Myths and Truths About Critical Race Theory

MYTH: CRT is being taught - or pushed into public school curricula.

TRUTH: CRT is not taught in a single K-12 public school in the United States, according to a recent article in USA Today. Critical Race Theory is taught mainly at college and grad school levels.


MYTH: Teaching about racial inequity is new.

TRUTH: Since the 1940s, many public K-12 children have been taught our nation’s history of Native American genocide, the legal enslavement of African Americans, the U.S. Chinese Exclusion Act, and the WWII internment of Japanese Americans. Many modern K-12 curricula include lessons on the U.S. Civil Rights Movement, Martin Luther King Jr. and Rosa Parks, Cesar Chavez and the Latinx farmworkers movement, South African apartheid, Nazi atrocities under Adolph Hitler, etc.
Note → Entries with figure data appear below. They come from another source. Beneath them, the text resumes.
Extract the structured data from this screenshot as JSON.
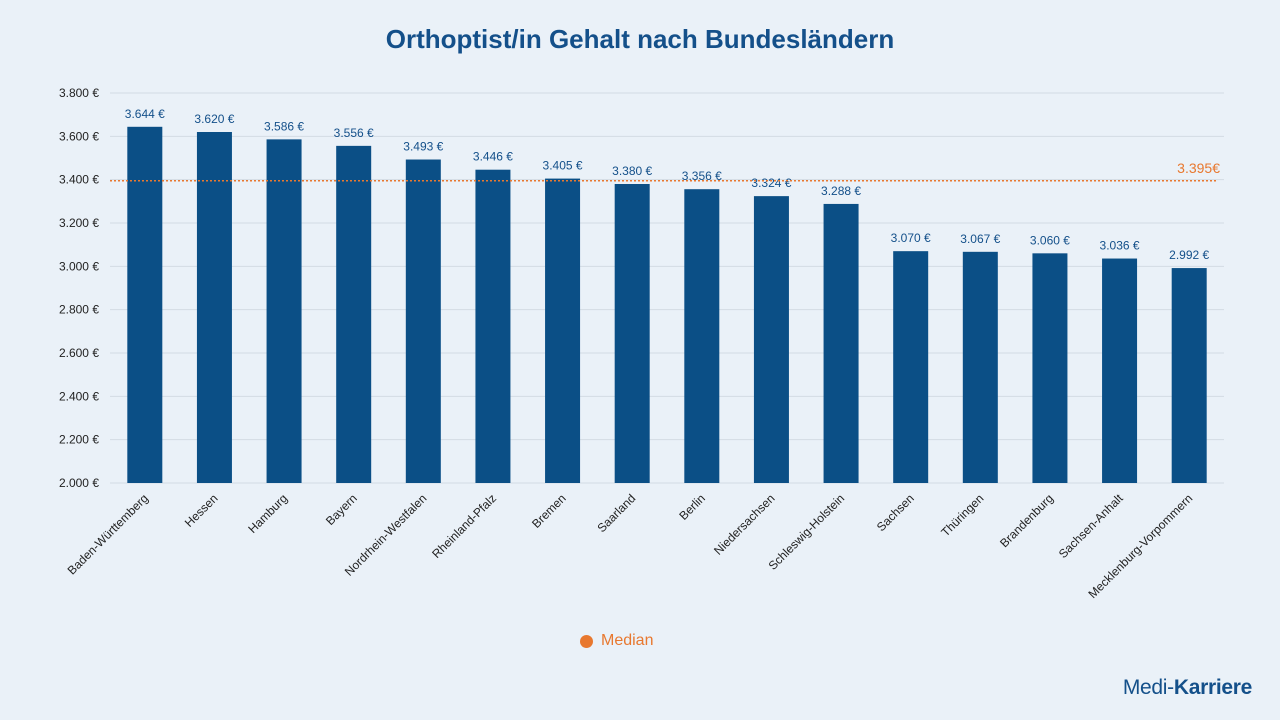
{
  "colors": {
    "bar": "#0b4f86",
    "median": "#e8782f",
    "label": "#14508a",
    "text": "#222222",
    "grid": "#d3dbe3"
  },
  "chart_data": {
    "type": "bar",
    "title": "Orthoptist/in Gehalt nach Bundesländern",
    "xlabel": "",
    "ylabel": "",
    "ylim": [
      2000,
      3800
    ],
    "yticks": [
      2000,
      2200,
      2400,
      2600,
      2800,
      3000,
      3200,
      3400,
      3600,
      3800
    ],
    "ytick_labels": [
      "2.000 €",
      "2.200 €",
      "2.400 €",
      "2.600 €",
      "2.800 €",
      "3.000 €",
      "3.200 €",
      "3.400 €",
      "3.600 €",
      "3.800 €"
    ],
    "grid": true,
    "categories": [
      "Baden-Württemberg",
      "Hessen",
      "Hamburg",
      "Bayern",
      "Nordrhein-Westfalen",
      "Rheinland-Pfalz",
      "Bremen",
      "Saarland",
      "Berlin",
      "Niedersachsen",
      "Schleswig-Holstein",
      "Sachsen",
      "Thüringen",
      "Brandenburg",
      "Sachsen-Anhalt",
      "Mecklenburg-Vorpommern"
    ],
    "values": [
      3644,
      3620,
      3586,
      3556,
      3493,
      3446,
      3405,
      3380,
      3356,
      3324,
      3288,
      3070,
      3067,
      3060,
      3036,
      2992
    ],
    "value_labels": [
      "3.644 €",
      "3.620 €",
      "3.586 €",
      "3.556 €",
      "3.493 €",
      "3.446 €",
      "3.405 €",
      "3.380 €",
      "3.356 €",
      "3.324 €",
      "3.288 €",
      "3.070 €",
      "3.067 €",
      "3.060 €",
      "3.036 €",
      "2.992 €"
    ],
    "median": {
      "name": "Median",
      "value": 3395,
      "label": "3.395€"
    },
    "legend": {
      "position": "bottom",
      "entries": [
        "Median"
      ]
    }
  },
  "brand": {
    "part1": "Medi-",
    "part2": "Karriere"
  }
}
MYTH: CRT is “racist” against white people.

TRUTH: The goal of CRT is to take the focus off blaming individuals and to instead address the institutional and systemic laws, rules, and practices that keep racism in place. The hard truth about systemic racism is that it happens without the action and knowledge of individual persons.


MYTH: CRT seeks to divide our nation.

TRUTH: Our church and nation are already racially divided. Most Christians worship largely in segregated racially homogeneous sanctuaries. Conversely, one of the main drivers of diversity in inter-racial Christian congregations typically become so because they are doing the hard work of acknowledging and confessing the sin and harm of racism. As such, they are following Jesus in uniting across racial lines, engaging in anti-racism work in order to help heal their communities and their churches.


MYTH: Color-blindness and not focusing on race is the best way to address racism.

TRUTH: God created humanity in all skin colors, languages, and cultures. Knowing and speaking about differences is not divisive. Rather, it is individual and system bias benefiting one group of God’s people over another that causes division and strife.


MYTH: CRT is anti-Christian and conflicts with Biblical teaching.

TRUTH: CRT is one method for examining how social systems operate, with the goal of discovering what works and what doesn’t when it comes to improving the human condition. For persons of faith seeking to know and do God’s will, it can be helpful to find tangible ways to work toward greater racial reconciliation, whereby all God’s people can flourish here on earth.